Renungan dalam Menggagas Paradigma Baru Pemberantasan Buta Aksara di Kota Baru
Pertama:
            Pada suatu ketika, beberapa bulan yang lalu ada artikel di koran yang membahas efek rumah kaca. Namun, dari jalan cerita di dalam tulisan itu dapat disimpulkan bahwa penulisnya mempunyai pengertian yang lain tentang rumah kaca. Yang dimaksudkan olehnya bukan apa yang disebut dalam ilmu lingkungan sebagai greenhouse effect, melainkan pengaruh pemanasan lingkungan di kota Jakarta yang menurutnya terjadi karena sudah banyak gedung pencakar langit yang secara menyeluruh berdinding kaca.

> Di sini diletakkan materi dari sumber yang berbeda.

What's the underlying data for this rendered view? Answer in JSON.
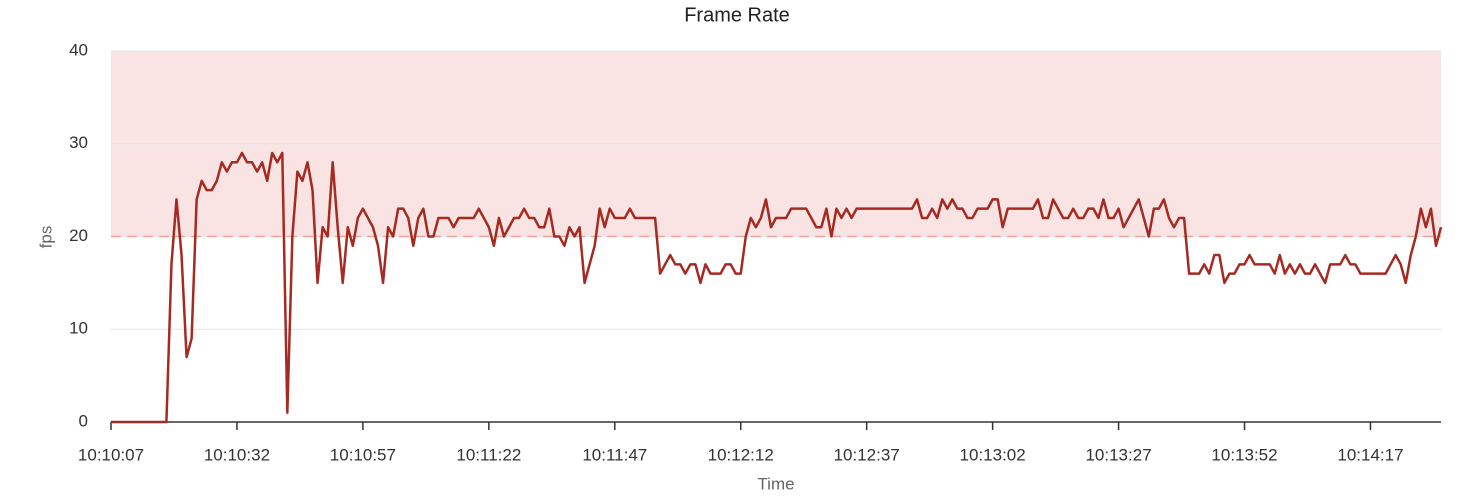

            Kalau artikel semacam itu sampai lolos dari tangan redaksi, bukan saja penulisnya melainkan redaksi koran itu juga sudah sempit menafsirkan apa itu yang disebut efek rumah kaca. Jika demikian sempitnya pengetahuan bangsa kita, tidak mustahil akan ada tokoh bangsa kita yang tidak dapat membedakan antara “internet” dan :”eternit” atau bertanya-tanya mengapa hanya penyanyi Solo saja tetapi tidak pernah ada penyanyi Kota Baru yang disebut-sebut oleh kritikus seni suara (Coba andaikan pendangan ini diterapkan pada buta aksara).

Kedua:
            Seorang anak makan kerupuk udang yang baru saja digoreng. Ketika dilekatkan ke bibirnya, kerupuk itu melekat. Keesokan harinya, masih ada tersisa sebuah kerupuk di atas piring. Kerupuk itu dimakannya lagi. Anehnya, kerupuk itu tidak lagi melekat di bibirnya. Ia bertanya-tanya, mengapa kedua hal yang bertentangan itu terjadi?

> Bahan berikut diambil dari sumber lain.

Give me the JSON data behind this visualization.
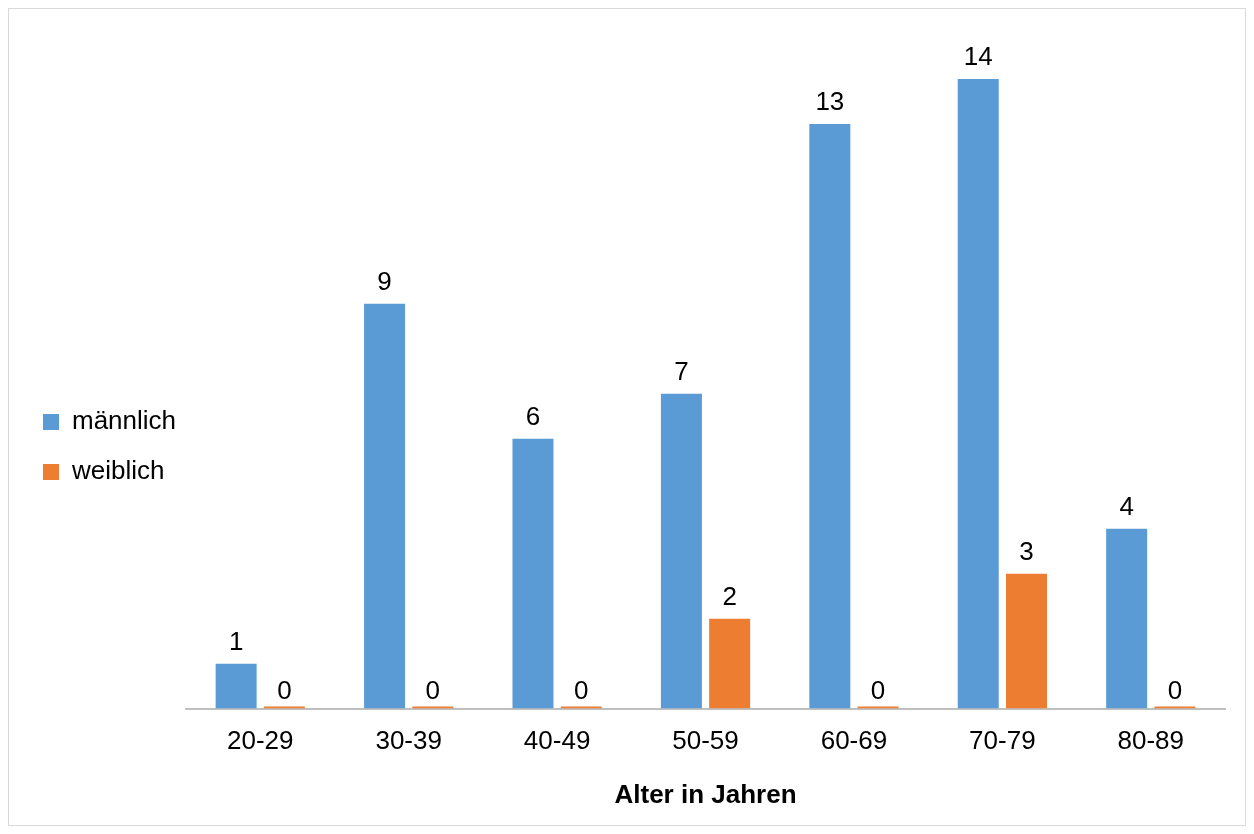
{
  "chart_data": {
    "type": "bar",
    "xlabel": "Alter in Jahren",
    "categories": [
      "20-29",
      "30-39",
      "40-49",
      "50-59",
      "60-69",
      "70-79",
      "80-89"
    ],
    "series": [
      {
        "name": "männlich",
        "color": "#5b9bd5",
        "values": [
          1,
          9,
          6,
          7,
          13,
          14,
          4
        ]
      },
      {
        "name": "weiblich",
        "color": "#ed7d31",
        "values": [
          0,
          0,
          0,
          2,
          0,
          3,
          0
        ]
      }
    ],
    "data_labels": true,
    "legend": "left",
    "grid": false,
    "tick_labels": "x"
  }
}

            Di waktu lain, bapaknya secara tidak sengaja menjatuhkan abu rokok di atas meja. Ibunya menjilat telunjuk dan menempelkan telunjuknya yang basah ke abu rokok. Abu rokok itu melekat secara utuh di ujung jari ibunya. Keesokan harinya, tampak oleh anak itu ada lagi abu rokok di atas meja. Ia mencoba meniru apa yang dilakukan ibunya. Hasilnya, abu rokok itu hancur tercerai berai.
            Kalau anak itu sudah mendapatkan pelajaran fisika tentang kapilaritas dan higroskopi, ia seharusnya dapat menerangkan persamaan dan perbedaan antara dua macam gejala mengenai kerupuk dan dua gejala mengenai abu rokok itu. Ia juga seharusnya dapat menjelaskan bahwa peristiwa mengenai kerupuk dan abu rokok itu dapat dijelaskan dengan menggunakan konsep fisika yang sama. Namun jarang sekali siswa yang dapat menjelaskan gejala ini dengan menggunakan pengetahuan fisika, walaupun mereka sudah mempelajari sifat-sifat kapilar dan higrokopisitas. Bahkan sang guru sendiri pun, jika ditanya oleh anak itu, mungkin sekali akan terkejut dan tidak dapat menjawab pertanyaan muridnya itu. Besar kemungkinannya, ia malah menjadi uring-uringan dan marah-marah. Dan itulah salah satu sebab bahwa murid di Indonesia tidak mau bertanya karena tidak berani. Maka tidak mengherankan kalau remaja Indonesia kehilangan kreativitasnya.
           
Ketiga:
            Kejadian berikut terjadi di Malang. Seorang rekan saya mengundang wakil-wakil murid dari semua sekolah di Malang untuk mendengarkan ceramah tentang sains dan matematika. Juga diundang guru pendamping serta tokoh-tokoh penyelenggara bimbingan tes. Setelah rangkaian ceramah usai, kepada para siswa itu disediakan  waktu untuk bertanya tentang apa saja yang berhubungan dengan sains dan matematika.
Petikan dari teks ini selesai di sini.